This year’s classic Thanksgiving feast for 10 will cost approximately 20% more than last year, according to American Farm Bureau Federation’s (AFBF) 37th annual turkey day survey.

The price of this year’s 12-item Thanksgiving feast for 10 is projected to be $64.05, up $10.74 from last year’s average of $53.31, representing the greatest increase since the survey began.

“General inflation slashing the purchase power of consumers is a significant factor contributing to the increase in average cost of this year’s Thanksgiving dinner,” said AFBF Chief Economist Roger Cryan. General inflation has been running 7% to 9% in the last few months, while the most recent Consumer Price Index report for food consumed at home reveals a 12% increase over the past year.

“Other contributing factors to the increased cost for the meal include supply chain disruptions and the war in Ukraine,” Cryan said. “The higher retail turkey cost at the grocery store can also be attributed to a slightly smaller flock this year, increased feed costs and higher processing weights.

Adding up the costs

Farm Bureau volunteer shoppers checked retail prices Oct. 18-31 for this year's survey. The shopping list for Farm Bureau’s informal survey included turkey, stuffing, sweet potatoes, rolls with butter, peas, cranberries, a veggie tray, pumpkin pie with whipped cream, and coffee and milk, all in quantities sufficient to serve a family of 10 with plenty of leftovers.

The centerpiece on most Thanksgiving tables, the turkey, costs more than a year ago at $28.96 for a 16-pound bird, or $1.81 per pound, an increase of 21% from last year.
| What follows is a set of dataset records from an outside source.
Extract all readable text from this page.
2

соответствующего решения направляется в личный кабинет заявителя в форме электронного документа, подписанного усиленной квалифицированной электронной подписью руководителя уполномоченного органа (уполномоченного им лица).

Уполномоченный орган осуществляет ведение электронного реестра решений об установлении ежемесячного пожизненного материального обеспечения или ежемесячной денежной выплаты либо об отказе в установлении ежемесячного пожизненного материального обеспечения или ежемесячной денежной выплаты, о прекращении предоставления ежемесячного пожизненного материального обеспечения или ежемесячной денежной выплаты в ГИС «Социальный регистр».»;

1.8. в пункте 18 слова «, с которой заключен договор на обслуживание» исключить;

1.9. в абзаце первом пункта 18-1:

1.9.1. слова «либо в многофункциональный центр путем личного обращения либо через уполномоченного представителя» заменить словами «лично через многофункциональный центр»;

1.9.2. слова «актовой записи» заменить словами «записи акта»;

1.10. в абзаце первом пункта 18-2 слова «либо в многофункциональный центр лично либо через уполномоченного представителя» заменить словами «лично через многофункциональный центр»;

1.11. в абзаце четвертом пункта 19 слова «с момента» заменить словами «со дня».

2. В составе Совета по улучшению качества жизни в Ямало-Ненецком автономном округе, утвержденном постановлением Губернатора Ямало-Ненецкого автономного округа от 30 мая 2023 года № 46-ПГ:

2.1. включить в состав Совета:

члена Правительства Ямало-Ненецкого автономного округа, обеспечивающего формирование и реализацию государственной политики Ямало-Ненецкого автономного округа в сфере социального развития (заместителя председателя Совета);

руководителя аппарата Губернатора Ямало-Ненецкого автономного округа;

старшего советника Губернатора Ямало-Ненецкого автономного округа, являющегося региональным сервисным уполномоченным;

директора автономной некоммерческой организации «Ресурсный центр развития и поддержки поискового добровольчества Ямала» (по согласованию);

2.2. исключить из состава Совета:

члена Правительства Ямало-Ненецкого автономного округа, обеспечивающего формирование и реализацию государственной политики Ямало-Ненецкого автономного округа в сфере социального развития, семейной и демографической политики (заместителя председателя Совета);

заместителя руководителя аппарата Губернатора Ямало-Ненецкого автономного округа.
Other meal staples saw price increases from 11% for sweet potatoes to a high of 69% for a 14-ounce bag of cubed stuffing mix.

In recognition of changes in Thanksgiving dinner traditions, the Farm Bureau price survey also included ham, Russet potatoes and frozen green beans.

Adding these foods to the menu increased overall cost by $17.85 to $81.30, up 18% from last year.

AFBF reports turkey prices have come down since October, with the average per-pound feature price for whole frozen turkeys at $1.11 the week of Nov. 3-9 and 95 cents the week following, meaning consumers who haven't yet purchased their turkeys should be able to find one at a lower cost than the Farm Bureau average.

Adequate supplies

Cryan said the supply of whole turkeys available to consumers has been adequate this year, although there may have been temporary, regional shortages in some states where avian influenza was detected earlier this year.

“Farmers are working hard to meet growing demands for food — both here in the U.S. and globally — while facing rising prices for fuel, fertilizer and other inputs,” Cryan said.

AFBF President Zippy Duvall added, “We should not take our food supply for granted. Supporting sustainable, productive agriculture in the U.S. and globally is imperative.

" This year’s national average cost was calculated using 224 surveys across all 50 states and Puerto Rico. The survey was first conducted in 1986 and provides a valuable record of comparative holiday meal costs over the years.